IN ADDITION to examining the Vietnam War from a post-Cold War perspective, one of the purposes of this book is to set the historical record straight. I address the major myths about Vietnam disseminated by the radical left and liberal left at the time of the war and repeated for three decades afterward....SOURCE: Vietnam, the Necessary War: A Reinterpretation of America's Most Disastrous Military Conflict, by Michael Lind (Simon & Schuster, 1999), pp. xvi-xviii
To a remarkable extent, anti-Vietnam War activists recycled both Marxist and isolationist propaganda from previous American antiwar movements. For example, much of the anti-Diem and pro-Ho Chi Minh propaganda echoed the left's vilification of China's Chiang Kai-shek and South Korea's Syngman Rhee and its idealization of Mao Zedong; only the names of individuals and countries were changed. Various "missed opportunity" myths about U.S.-Vietnam relations were first spread in the context of relations between the United States and communist China in the 1940s. The influence of the generations-old isolationist tradition in the United States is clear in the arguments that Johnson and Nixon were treacherous tyrants whose foreign wars endangered the U.S. Constitution--arguments almost identical to those made against previous wartime presidents, including Polk, Wilson, Roosevelt, and Truman. The ease with which Francis Ford Coppola could turn Joseph Conrad's Heart of Darkness, a parable about European imperialism in Africa, into the movie Apocalypse Now illustrates the extent to which much anti-Vietnam War literature and art has been generic antiwar propaganda that could be illustrated by imagery from any war in any country in any period.
In the section of this book dealing with domestic politics, I demonstrate the extraordinary continuities between the anti-Vietnam-War movement and other antiwar movements--both earlier ones, like the movements opposing U.S. intervention in World Wars I and II, and subsequent ones, like the nuclear freeze campaign and the opposition to the Gulf War. Most remarkable of all is the continuity in regional attitudes toward U.S. foreign policy. The Democratic party's abandonment of the Cold War liberalism of Truman, Kennedy, and Johnson for the neoisolationism symbolized by George McGovern and Frank Church can be explained almost entirely in terms of the shift in the party's regional base from the promilitary, interventionist South to Greater New England, the region of the United States associated throughout American history with suspicion of the military and hostility to American wars.

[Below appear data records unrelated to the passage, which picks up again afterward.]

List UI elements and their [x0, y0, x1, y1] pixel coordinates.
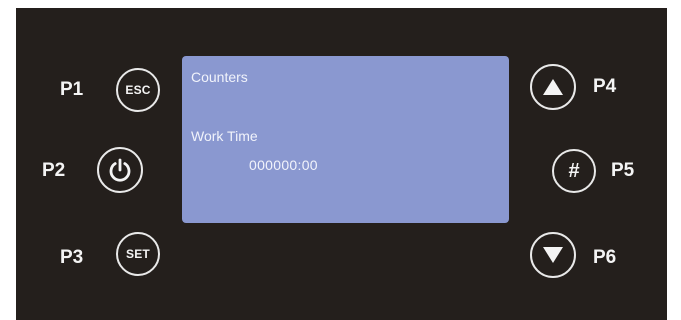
- arrow-up-icon: [541, 77, 565, 97]
- esc-button-label: ESC: [125, 83, 151, 97]
- p2-label: P2: [42, 160, 66, 181]
- hash-button-label: #: [568, 159, 580, 182]
- p5-label: P5: [611, 160, 635, 181]
- p4-label: P4: [593, 76, 617, 97]
- control-panel: P1 ESC P2 P3 SET Counters Work Time 0000…: [16, 8, 667, 320]
- down-button[interactable]: [530, 232, 576, 278]
- display-title: Counters: [191, 69, 248, 85]
- set-button-label: SET: [126, 247, 150, 261]
- up-button[interactable]: [530, 64, 576, 110]
- arrow-down-icon: [541, 245, 565, 265]
- set-button[interactable]: SET: [116, 232, 160, 276]
- hash-button[interactable]: #: [552, 149, 596, 193]
- p6-label: P6: [593, 247, 617, 268]
- p1-label: P1: [60, 79, 84, 100]
- p3-label: P3: [60, 247, 84, 268]
- lcd-display: Counters Work Time 000000:00: [182, 56, 509, 223]
- power-button[interactable]: [97, 147, 143, 193]
- display-value: 000000:00: [249, 157, 318, 173]
- power-icon: [107, 157, 133, 183]
- esc-button[interactable]: ESC: [116, 68, 160, 112]
- display-label: Work Time: [191, 128, 258, 144]
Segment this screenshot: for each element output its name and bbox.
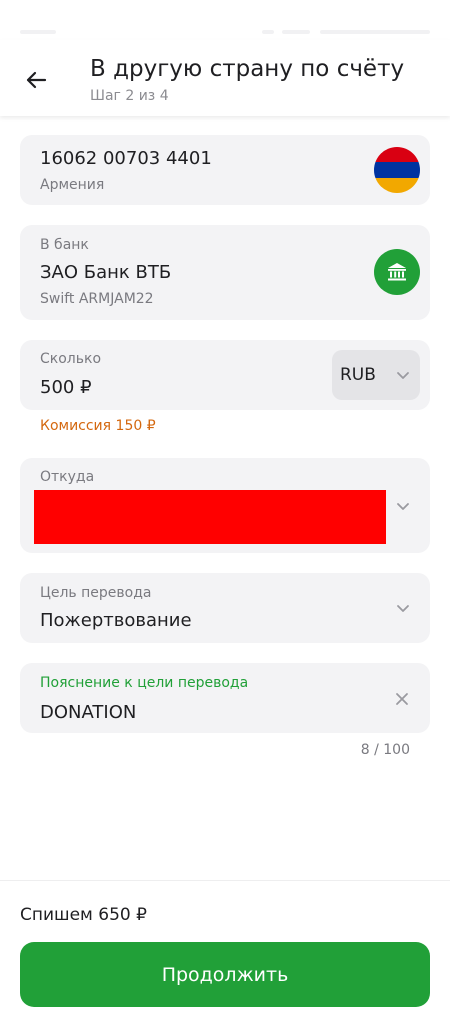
- bank-label: В банк: [40, 237, 89, 253]
- fee-notice: Комиссия 150 ₽: [40, 418, 156, 434]
- clear-button[interactable]: [392, 689, 412, 709]
- app-header: В другую страну по счёту Шаг 2 из 4: [0, 40, 450, 116]
- amount-card: Сколько 500 ₽ RUB: [20, 340, 430, 410]
- currency-code: RUB: [340, 365, 376, 385]
- step-indicator: Шаг 2 из 4: [90, 88, 169, 104]
- chevron-down-icon: [397, 372, 409, 379]
- chevron-down-icon: [397, 605, 409, 612]
- purpose-value: Пожертвование: [40, 610, 192, 631]
- transfer-form: 16062 00703 4401 Армения В банк ЗАО Банк…: [0, 116, 450, 880]
- back-button[interactable]: [18, 62, 54, 98]
- arrow-left-icon: [26, 71, 47, 89]
- bank-name: ЗАО Банк ВТБ: [40, 262, 172, 283]
- purpose-select[interactable]: Цель перевода Пожертвование: [20, 573, 430, 643]
- bank-icon: [374, 249, 420, 295]
- armenia-flag-icon: [374, 147, 420, 193]
- recipient-account-card[interactable]: 16062 00703 4401 Армения: [20, 135, 430, 205]
- explanation-field[interactable]: Пояснение к цели перевода DONATION: [20, 663, 430, 733]
- amount-label: Сколько: [40, 351, 102, 367]
- currency-select[interactable]: RUB: [332, 350, 420, 400]
- continue-button[interactable]: Продолжить: [20, 942, 430, 1007]
- explanation-input[interactable]: DONATION: [40, 702, 136, 723]
- purpose-label: Цель перевода: [40, 585, 152, 601]
- source-label: Откуда: [40, 469, 95, 485]
- swift-code: Swift ARMJAM22: [40, 291, 154, 307]
- source-account-card[interactable]: Откуда: [20, 458, 430, 553]
- close-icon: [396, 693, 408, 705]
- status-bar: [0, 0, 450, 40]
- page-title: В другую страну по счёту: [90, 56, 405, 82]
- chevron-down-icon: [397, 503, 409, 510]
- footer-bar: Спишем 650 ₽ Продолжить: [0, 880, 450, 1024]
- amount-input[interactable]: 500 ₽: [40, 377, 92, 398]
- country-name: Армения: [40, 177, 105, 193]
- redacted-account: [34, 490, 386, 544]
- account-number: 16062 00703 4401: [40, 148, 212, 169]
- debit-total: Спишем 650 ₽: [20, 905, 147, 925]
- character-counter: 8 / 100: [360, 742, 410, 758]
- explanation-label: Пояснение к цели перевода: [40, 675, 249, 691]
- bank-card[interactable]: В банк ЗАО Банк ВТБ Swift ARMJAM22: [20, 225, 430, 320]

LET THERE BE no doubt: There will be "Vietnams" in America's future, defined either as wars in which the goal of the United States is to prove its military credibility to enemies and allies, rather than to defend U.S. territory, or as wars in which the enemy refuses to use tactics that permit the U.S. military to benefit from its advantage in high-tech conventional warfare. The war in Kosovo fits both of these definitions. Preparing for the credibility wars and the unconventional wars of the twenty-first century will require both leaders and publics in the United States and allied countries to understand what the United States did wrong in Vietnam--and, no less important, to acknowledge what the United States did right.
This political tract aimed to drive a stake through the ghost of Vietnam in order to justify and guide a centrist Democratic U.S. administration's intervention in the Balkans (and possibly elsewhere). It's doubly provocative in hindsight, but its polemical tone gets a bit tiresome. After one more excerpt debunking the mythical Uncle Ho, I'll give Lind a rest.